When a boy joins her a few minutes later they distract me enough with their passionate kissing that I nearly miss my love’s entrance. As always, he comes across the street from his office, but this time I catch him when he’s already in the park. I missed his concentrated look when crossing the busy street, I didn’t see him saunter down the footpath and over to ‘his’ bench. But I see him unwrap his sandwich now, although he doesn’t start eating yet, he’s waiting for her to come. And punctual as always, I can sense her silhouette approaching from the other direction. I look at her and notice her focused expression, she’s typing something on her mobile phone and holding a brown paper bag in her other hand. Her steps are brisk and sure and unaware of me watching her as she passes the trees that are hiding me from the bench. She looks up, sees him waiting and her focus shifts, her expression lightens up. When she pockets the phone, her wedding band glints in the cloudy light. She quickens her steps.

I feel my heart thudding, my cheeks are warm but despite the heat wave that splashes over me my eyes start to sting from the wind. I huddle deeper into my coat. I force myself to watch them greet each other with an affectionate peck on the lips; their admiration and love are still fresh even after years of marriage. I hear her laugh loudly; his smile is silent but radiant. They sit side by side, thighs touching, her hands fuss over his napkin and sandwich, he opens her soda and hands it to her.

I’m amazed that they manage to eat at all seeing how much they always have to say to each other.
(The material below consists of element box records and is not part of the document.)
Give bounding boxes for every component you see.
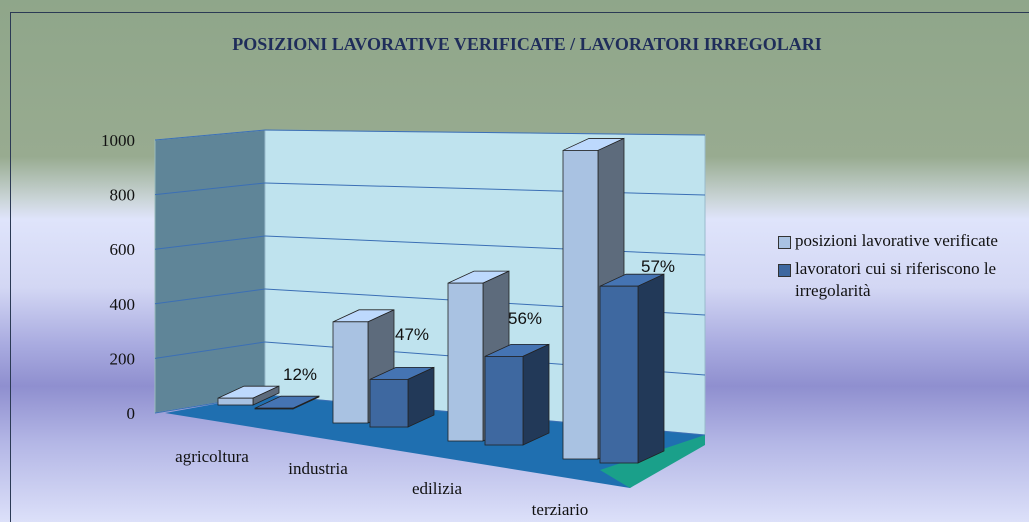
legend-label: lavoratori cui si riferiscono le irregol… [795, 259, 997, 300]
bar [484, 356, 524, 446]
grid-line [154, 341, 266, 359]
bar [562, 150, 599, 460]
chart-title: POSIZIONI LAVORATIVE VERIFICATE / LAVORA… [232, 34, 822, 54]
bar [599, 285, 639, 464]
x-tick-label: industria [288, 459, 348, 478]
grid-line [264, 182, 706, 196]
bar [254, 407, 294, 410]
grid-line [154, 129, 266, 141]
side-wall [154, 129, 266, 414]
floor [165, 395, 705, 488]
bar [332, 321, 369, 424]
legend-item: posizioni lavorative verificate [778, 230, 1029, 252]
grid-line [154, 182, 266, 196]
floor-edge [600, 435, 705, 488]
grid-line [264, 129, 706, 136]
bar [217, 397, 254, 406]
legend: posizioni lavorative verificate lavorator… [778, 230, 1029, 308]
annotation: 47% [395, 325, 429, 344]
y-tick-label: 400 [110, 295, 136, 314]
y-tick-label: 200 [110, 349, 136, 368]
y-tick-label: 1000 [101, 131, 135, 150]
bar [447, 282, 484, 442]
grid-line [154, 288, 266, 305]
bar-side [522, 343, 550, 446]
legend-swatch [778, 264, 791, 277]
legend-swatch [778, 236, 791, 249]
bar [369, 378, 409, 428]
x-tick-label: terziario [532, 500, 589, 519]
grid-line [154, 235, 266, 250]
bar-side [637, 273, 665, 464]
legend-label: posizioni lavorative verificate [795, 231, 998, 250]
annotation: 57% [641, 257, 675, 276]
y-tick-label: 0 [127, 404, 136, 423]
x-tick-label: agricoltura [175, 447, 249, 466]
y-tick-label: 800 [110, 186, 136, 205]
y-tick-label: 600 [110, 240, 136, 259]
legend-item: lavoratori cui si riferiscono le irregol… [778, 258, 1029, 302]
annotation: 12% [283, 365, 317, 384]
x-tick-label: edilizia [412, 479, 462, 498]
grid-line [264, 235, 706, 256]
frame [10, 12, 1029, 522]
annotation: 56% [508, 309, 542, 328]
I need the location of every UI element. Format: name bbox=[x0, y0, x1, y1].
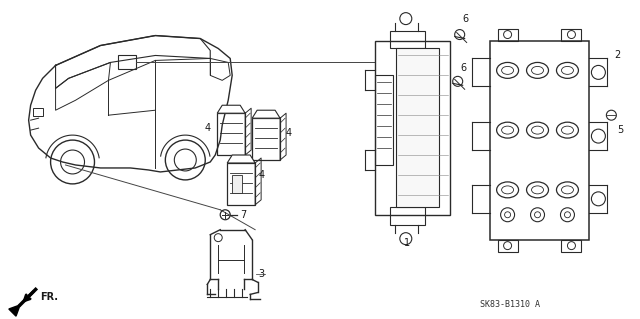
Ellipse shape bbox=[557, 63, 579, 78]
Ellipse shape bbox=[532, 186, 543, 194]
Text: 5: 5 bbox=[618, 125, 623, 135]
Ellipse shape bbox=[527, 63, 548, 78]
Bar bbox=[232, 175, 242, 193]
Ellipse shape bbox=[532, 66, 543, 74]
Bar bbox=[498, 240, 518, 252]
Bar bbox=[396, 48, 439, 207]
Ellipse shape bbox=[561, 186, 573, 194]
Text: 2: 2 bbox=[614, 50, 621, 61]
Bar bbox=[561, 29, 581, 41]
Polygon shape bbox=[9, 305, 20, 316]
Ellipse shape bbox=[561, 126, 573, 134]
Text: FR.: FR. bbox=[40, 293, 59, 302]
Text: 7: 7 bbox=[240, 210, 246, 220]
Text: 4: 4 bbox=[258, 170, 264, 180]
Bar bbox=[252, 118, 280, 160]
Text: 4: 4 bbox=[204, 123, 211, 133]
Text: SK83-B1310 A: SK83-B1310 A bbox=[479, 300, 540, 309]
Bar bbox=[227, 163, 255, 205]
Text: 6: 6 bbox=[461, 63, 467, 73]
Polygon shape bbox=[227, 155, 255, 163]
Ellipse shape bbox=[497, 63, 518, 78]
Ellipse shape bbox=[527, 122, 548, 138]
Ellipse shape bbox=[532, 126, 543, 134]
Polygon shape bbox=[252, 110, 280, 118]
Ellipse shape bbox=[502, 126, 513, 134]
Bar bbox=[498, 29, 518, 41]
Bar bbox=[217, 113, 245, 155]
Text: 6: 6 bbox=[463, 14, 469, 24]
Bar bbox=[490, 41, 589, 240]
Bar bbox=[390, 207, 425, 225]
Ellipse shape bbox=[557, 122, 579, 138]
Text: 1: 1 bbox=[404, 238, 410, 248]
Ellipse shape bbox=[502, 186, 513, 194]
Ellipse shape bbox=[527, 182, 548, 198]
Bar bbox=[33, 108, 43, 116]
Ellipse shape bbox=[561, 66, 573, 74]
Bar bbox=[390, 31, 425, 48]
Bar bbox=[375, 75, 393, 165]
Text: 3: 3 bbox=[258, 270, 264, 279]
Bar bbox=[375, 41, 450, 215]
Ellipse shape bbox=[497, 182, 518, 198]
Ellipse shape bbox=[497, 122, 518, 138]
Bar bbox=[118, 56, 136, 70]
Polygon shape bbox=[217, 105, 245, 113]
Bar bbox=[561, 240, 581, 252]
Text: 4: 4 bbox=[285, 128, 291, 138]
Ellipse shape bbox=[502, 66, 513, 74]
Ellipse shape bbox=[557, 182, 579, 198]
I find it ridiculous; they haven’t seen each for all of three or four hours since the morning. Still, they act like lovers united at long last. I wonder whether he’d greet me like that, too, after more than a decade. Would he have anything to say to me or would the awkwardness of our break-up still hang in the air between us? Would he be shocked into silence? Amused or maybe happy to see me? I wouldn’t have much to say other than how much I still love him and how I want him back. How I envy him his family and happiness and how it isn’t fair that I don’t get to have it. I want to be the mother of his two sons; I want to meet him for lunch in the park every day. But I will forever only watch and wish it were me in her place. I will only ever watch him from behind these trees where the grass doesn’t grow anymore because I stomp on it everyday.

Leave a comment

3 Comments

  1. Emily

     /  September 15, 2011

    This is beautiful. So real, and so heartbreaking, and a little close to home, but beautiful.